Is it ever a good time to buy?

If you’re considering buying a property, chances are you’ve asked yourself, “Is this a good time to buy?” Just as likely, friends and family have volunteered advice on whether now is a good time to buy, or whether you should wait until it is a good time to buy.

But is it ever a good time to buy?

This week interest rates have fallen below the 4 percent mark, with fixed rates starting at 3.99 percent. On top of this, experts put the odds at 95 percent for a Reserve Bank cash rate cut tomorrow.

So, does that mean now is a good time to buy? The only person who can decide if it is ever a good time to buy is you, according to property experts.

“When you’ve got the money, you buy,” says Mary Anne Cronin, a real estate agent with Raine & Horne Bondi Beach in Sydney. “You can second-guess the market all you like, but ultimately it comes down to you. You can wait until Spring when there are more properties, but you may miss that gem that came on the market in Winter and got snapped up by someone else.”

REIA president Peter Bushby shares a similar view. “Every home buyer should weigh their own pros and cons to answer the question ‘is it a good time to buy?’,” he says.

“Ultimately, it is down to what you can afford, where you would like to live and what type of property suits your needs best. You do not buy the whole market, so the characteristics of the property as well as your current financial situation are what need to be considered.”

Bushby sounds a word of caution to buyers encouraged by falling interest rates to jump onto the property ladder. “While taking current interest rates into account, home buyers should remember that interest rates fluctuate in the long-term, causing mortgage repayments to vary – sometimes significantly.”

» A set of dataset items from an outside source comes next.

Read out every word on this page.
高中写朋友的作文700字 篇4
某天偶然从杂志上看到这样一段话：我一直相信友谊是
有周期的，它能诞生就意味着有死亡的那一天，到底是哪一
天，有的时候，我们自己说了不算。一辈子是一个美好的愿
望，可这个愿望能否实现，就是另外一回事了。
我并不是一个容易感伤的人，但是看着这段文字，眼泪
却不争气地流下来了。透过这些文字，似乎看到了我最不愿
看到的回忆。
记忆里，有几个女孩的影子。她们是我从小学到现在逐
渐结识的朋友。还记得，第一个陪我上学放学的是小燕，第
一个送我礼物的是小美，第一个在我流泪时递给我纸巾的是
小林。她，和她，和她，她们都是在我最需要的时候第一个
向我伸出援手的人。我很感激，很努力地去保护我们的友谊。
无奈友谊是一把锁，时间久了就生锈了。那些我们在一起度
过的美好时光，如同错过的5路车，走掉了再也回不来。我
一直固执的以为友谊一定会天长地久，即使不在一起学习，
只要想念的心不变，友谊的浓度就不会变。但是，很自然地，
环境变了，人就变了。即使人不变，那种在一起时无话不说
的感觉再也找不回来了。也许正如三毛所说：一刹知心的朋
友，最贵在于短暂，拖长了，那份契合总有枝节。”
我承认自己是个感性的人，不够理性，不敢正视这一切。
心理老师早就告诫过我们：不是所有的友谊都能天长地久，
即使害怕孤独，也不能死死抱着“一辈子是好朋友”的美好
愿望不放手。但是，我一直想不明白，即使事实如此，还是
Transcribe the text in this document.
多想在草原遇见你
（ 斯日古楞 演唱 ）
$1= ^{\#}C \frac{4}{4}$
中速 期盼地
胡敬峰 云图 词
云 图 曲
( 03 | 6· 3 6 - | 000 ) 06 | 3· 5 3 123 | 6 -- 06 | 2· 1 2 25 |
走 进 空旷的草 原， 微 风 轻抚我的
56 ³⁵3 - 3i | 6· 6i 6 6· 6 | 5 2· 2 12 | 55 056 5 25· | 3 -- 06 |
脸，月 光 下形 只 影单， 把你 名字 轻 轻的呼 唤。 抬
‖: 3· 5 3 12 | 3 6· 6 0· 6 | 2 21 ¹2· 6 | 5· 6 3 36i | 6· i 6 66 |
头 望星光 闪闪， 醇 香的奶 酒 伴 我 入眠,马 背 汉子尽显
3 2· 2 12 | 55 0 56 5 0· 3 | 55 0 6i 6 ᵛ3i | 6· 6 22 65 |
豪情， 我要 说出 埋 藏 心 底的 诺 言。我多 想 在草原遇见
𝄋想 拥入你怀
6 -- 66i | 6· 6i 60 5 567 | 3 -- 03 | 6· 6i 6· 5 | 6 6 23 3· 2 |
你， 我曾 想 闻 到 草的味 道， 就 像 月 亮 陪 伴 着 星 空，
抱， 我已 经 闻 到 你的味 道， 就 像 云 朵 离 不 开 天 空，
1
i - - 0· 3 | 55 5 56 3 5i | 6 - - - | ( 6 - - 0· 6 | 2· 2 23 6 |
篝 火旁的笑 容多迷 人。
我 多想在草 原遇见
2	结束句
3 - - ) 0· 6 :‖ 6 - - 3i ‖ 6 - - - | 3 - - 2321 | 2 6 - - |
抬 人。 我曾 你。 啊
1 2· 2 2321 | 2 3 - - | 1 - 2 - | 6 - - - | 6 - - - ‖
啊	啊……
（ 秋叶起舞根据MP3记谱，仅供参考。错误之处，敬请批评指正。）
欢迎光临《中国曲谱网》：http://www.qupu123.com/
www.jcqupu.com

In summary, if you have a decent-sized deposit and can afford the mortgage repayments, now and in the event of interest rate rises, then it’s a good time to buy. The secret to buying is to be prepared and do your homework. So just as you would shop around for your dream home, spend some time comparing home loans using a site like RateCity.

“Instead of trying to second-guess the market, take a long-term approach to buying your home or investing in property,” Bushby advises.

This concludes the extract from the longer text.